The building, designed by the architect Joan Bonet Cifre, has four floors, each with the same number of housing units. It stands on a plot between party walls in the district of El Molinar. Egoín Monterey pine, sustainably sourced from forests in the Pyrenees, is being used for the CLT structure of the entire surface area (552 m2).

This highly efficient building system has allowed for the structure to be assembled in just 11 working days. In addition to speeding up the construction process, this material also delivers other technical characteristics such as lightness, durability and resistance, as well as its widely-acknowledged benefits as a thermal and sound insulator or its capacity to regulate humidity levels.

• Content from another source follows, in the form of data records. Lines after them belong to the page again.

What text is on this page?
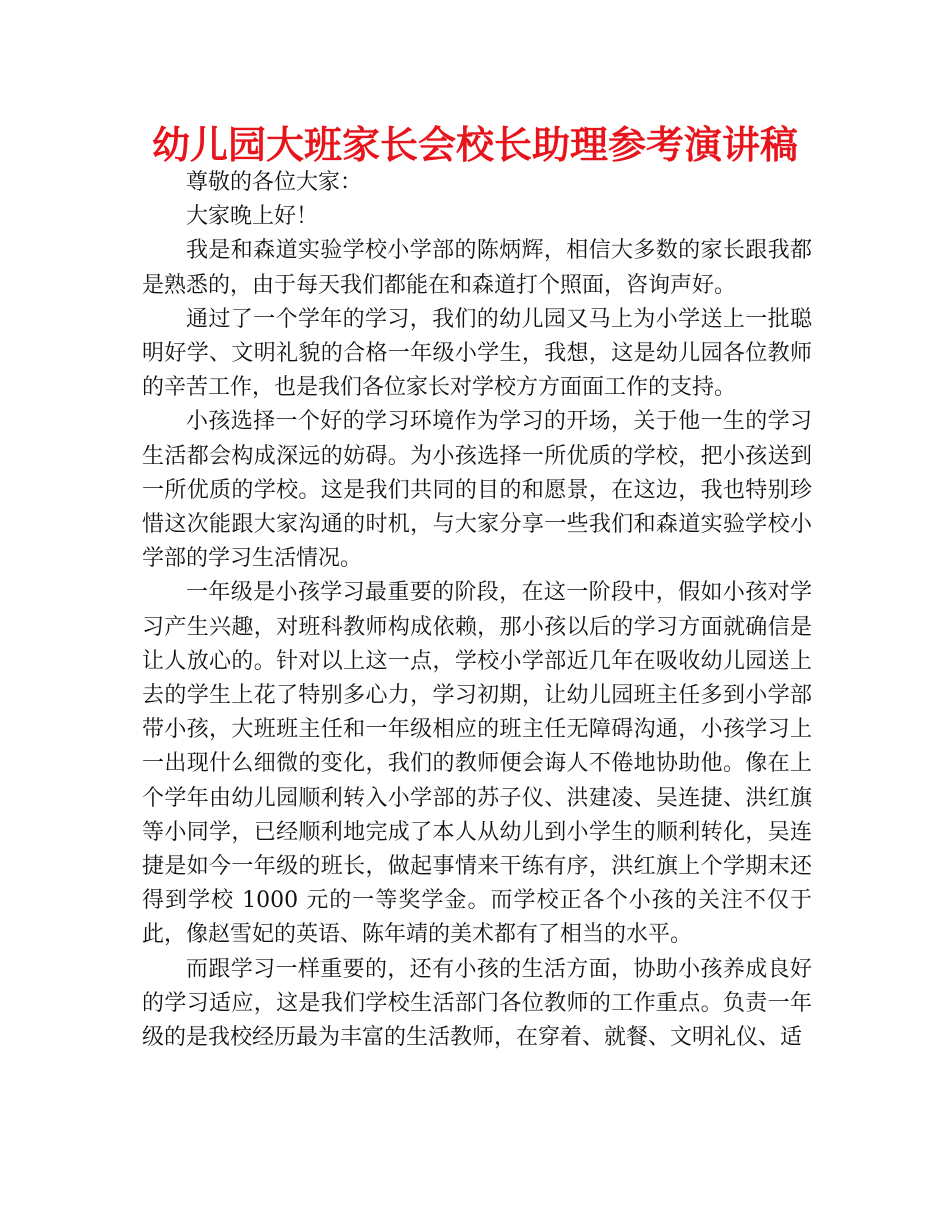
幼儿园大班家长会校长助理参考演讲稿

尊敬的各位大家：

大家晚上好！

我是和森道实验学校小学部的陈炳辉，相信大多数的家长跟我都是熟悉的，由于每天我们都能在和森道打个照面，咨询声好。

通过了一个学年的学习，我们的幼儿园又马上为小学送上一批聪明好学、文明礼貌的合格一年级小学生，我想，这是幼儿园各位教师的辛苦工作，也是我们各位家长对学校方方面面工作的支持。

小孩选择一个好的学习环境作为学习的开场，关于他一生的学习生活都会构成深远的妨碍。为小孩选择一所优质的学校，把小孩送到一所优质的学校。这是我们共同的目的和愿景，在这边，我也特别珍惜这次能跟大家沟通的时机，与大家分享一些我们和森道实验学校小学部的学习生活情况。

一年级是小孩学习最重要的阶段，在这一阶段中，假如小孩对学习产生兴趣，对班科教师构成依赖，那小孩以后的学习方面就确信是让人放心的。针对以上这一点，学校小学部近几年在吸收幼儿园送上去的学生上花了特别多心力，学习初期，让幼儿园班主任多到小学部带小孩，大班班主任和一年级相应的班主任无障碍沟通，小孩学习上一出现什么细微的变化，我们的教师便会诲人不倦地协助他。像在上个学年由幼儿园顺利转入小学部的苏子仪、洪建凌、吴连捷、洪红旗等小同学，已经顺利地完成了本人从幼儿到小学生的顺利转化，吴连捷是如今一年级的班长，做起事情来干练有序，洪红旗上个学期末还得到学校 1000 元的一等奖学金。而学校正各个小孩的关注不仅于此，像赵雪妃的英语、陈年靖的美术都有了相当的水平。

而跟学习一样重要的，还有小孩的生活方面，协助小孩养成良好的学习适应，这是我们学校生活部门各位教师的工作重点。负责一年级的是我校经历最为丰富的生活教师，在穿着、就餐、文明礼仪、适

37 Olympic-sized swimming pools of CO2

Wood has a low carbon footprint in comparison with other conventional materials. It is also the only raw material that absorbs carbon whilst growing and stores it once the building work is completed. A cubic metre of installed wood is estimated to extract from the atmosphere and immobilise a ton of CO2 during the building’s useful life. A total of 186.3 cubic metres of wood have been used in the building in El Molinar, thereby saving the equivalent number of tons of CO2, enough to fill 37 Olympic-sized swimming pools (50 x 25 x 2 metres).


The multifamily building in El Molinar is the tallest wooden building in the Balearic Islands, and is also set to become the first apartment block to receive Passivhaus certification.

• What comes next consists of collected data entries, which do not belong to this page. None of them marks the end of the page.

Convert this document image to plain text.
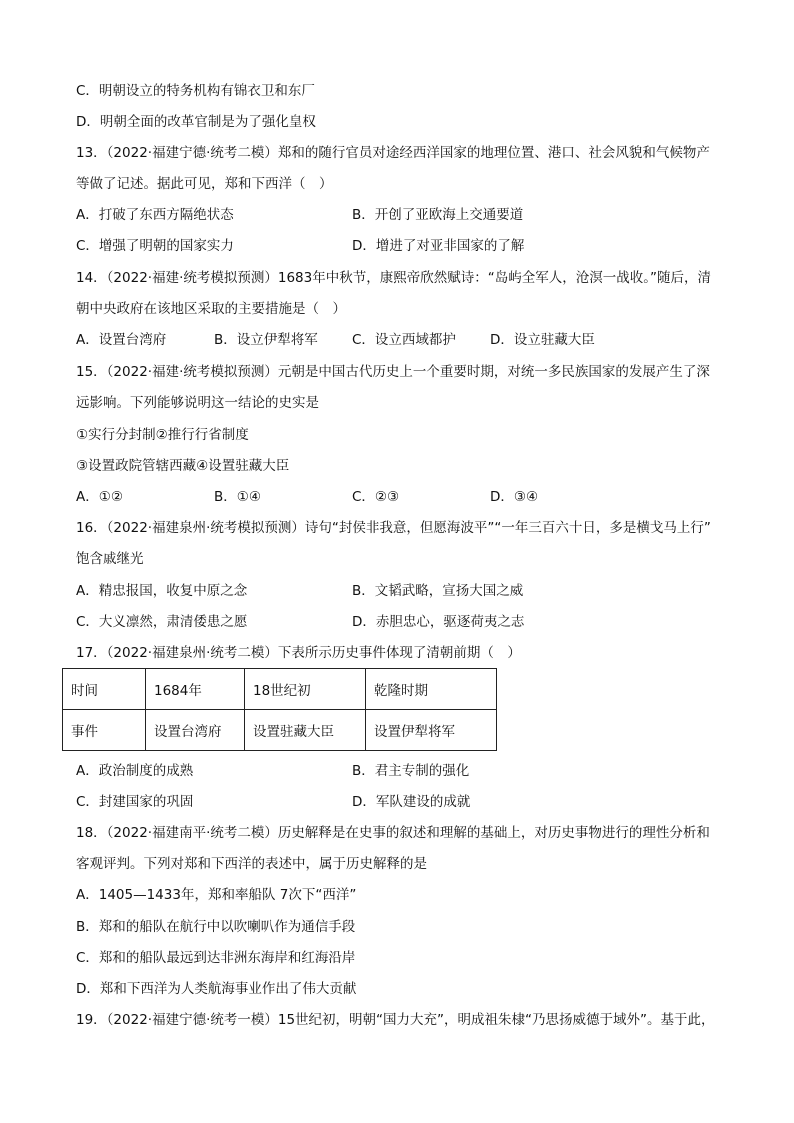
C．明朝设立的特务机构有锦衣卫和东厂
D．明朝全面的改革官制是为了强化皇权
13．（2022·福建宁德·统考二模）郑和的随行官员对途经西洋国家的地理位置、港口、社会风貌和气候物产
等做了记述。据此可见，郑和下西洋（　）
A．打破了东西方隔绝状态	B．开创了亚欧海上交通要道
C．增强了明朝的国家实力	D．增进了对亚非国家的了解
14．（2022·福建·统考模拟预测）1683年中秋节，康熙帝欣然赋诗：“岛屿全军人，沧溟一战收。”随后，清
朝中央政府在该地区采取的主要措施是（　）
A．设置台湾府	B．设立伊犁将军	C．设立西域都护	D．设立驻藏大臣
15．（2022·福建·统考模拟预测）元朝是中国古代历史上一个重要时期，对统一多民族国家的发展产生了深
远影响。下列能够说明这一结论的史实是
①实行分封制②推行行省制度
③设置政院管辖西藏④设置驻藏大臣
A．①②	B．①④	C．②③	D．③④
16．（2022·福建泉州·统考模拟预测）诗句“封侯非我意，但愿海波平”“一年三百六十日，多是横戈马上行”
饱含戚继光
A．精忠报国，收复中原之念	B．文韬武略，宣扬大国之威
C．大义凛然，肃清倭患之愿	D．赤胆忠心，驱逐荷夷之志
17．（2022·福建泉州·统考二模）下表所示历史事件体现了清朝前期（　）
时间	1684年	18世纪初	乾隆时期
事件	设置台湾府	设置驻藏大臣	设置伊犁将军
A．政治制度的成熟	B．君主专制的强化
C．封建国家的巩固	D．军队建设的成就
18．（2022·福建南平·统考二模）历史解释是在史事的叙述和理解的基础上，对历史事物进行的理性分析和
客观评判。下列对郑和下西洋的表述中，属于历史解释的是
A．1405—1433年，郑和率船队 7次下“西洋”
B．郑和的船队在航行中以吹喇叭作为通信手段
C．郑和的船队最远到达非洲东海岸和红海沿岸
D．郑和下西洋为人类航海事业作出了伟大贡献
19．（2022·福建宁德·统考一模）15世纪初，明朝“国力大充”，明成祖朱棣“乃思扬威德于域外”。基于此，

This quality seal, issued by the Passive House Institute in Germany, is internationally recognised as the strictest building energy efficient standard. Passivhaus buildings consume between 75% and 90% less energy than conventional constructions. Furthermore, the application of this standard guarantees top quality building systems and user wellbeing.

In previous posts we have discussed the benefits of combining Passivhaus standards and wood in the fight against climate change.

At the cutting edge of sustainable construction systems in the Balearic Islands  

The wooden building in El Molinar is a landmark initiative for House Habitat, in line with previous projects such as the five-storey building in Barcelona’s Gracia district or the four-storey multifamily building in Sants, another of the city’s neighbourhoods.

We are also currently involved in the construction of a pioneering building at the forefront of sustainability and energy efficiency in the Balearic Islands, in line with an earlier project carried out in 2016: Can Tanca is a single family home on the island of Ibiza, an international reference in sustainable construction and only the fifth home in the world to receive Passivhaus Premium certification.

We are planning further projects in these much-loved islands, where we trust we can continue to work on the construction of buildings that will spearhead sustainable building methods that will continue to attract the attention of all the leading local media, like TVE Baleares, IB3 TV or Diario de Mallorca.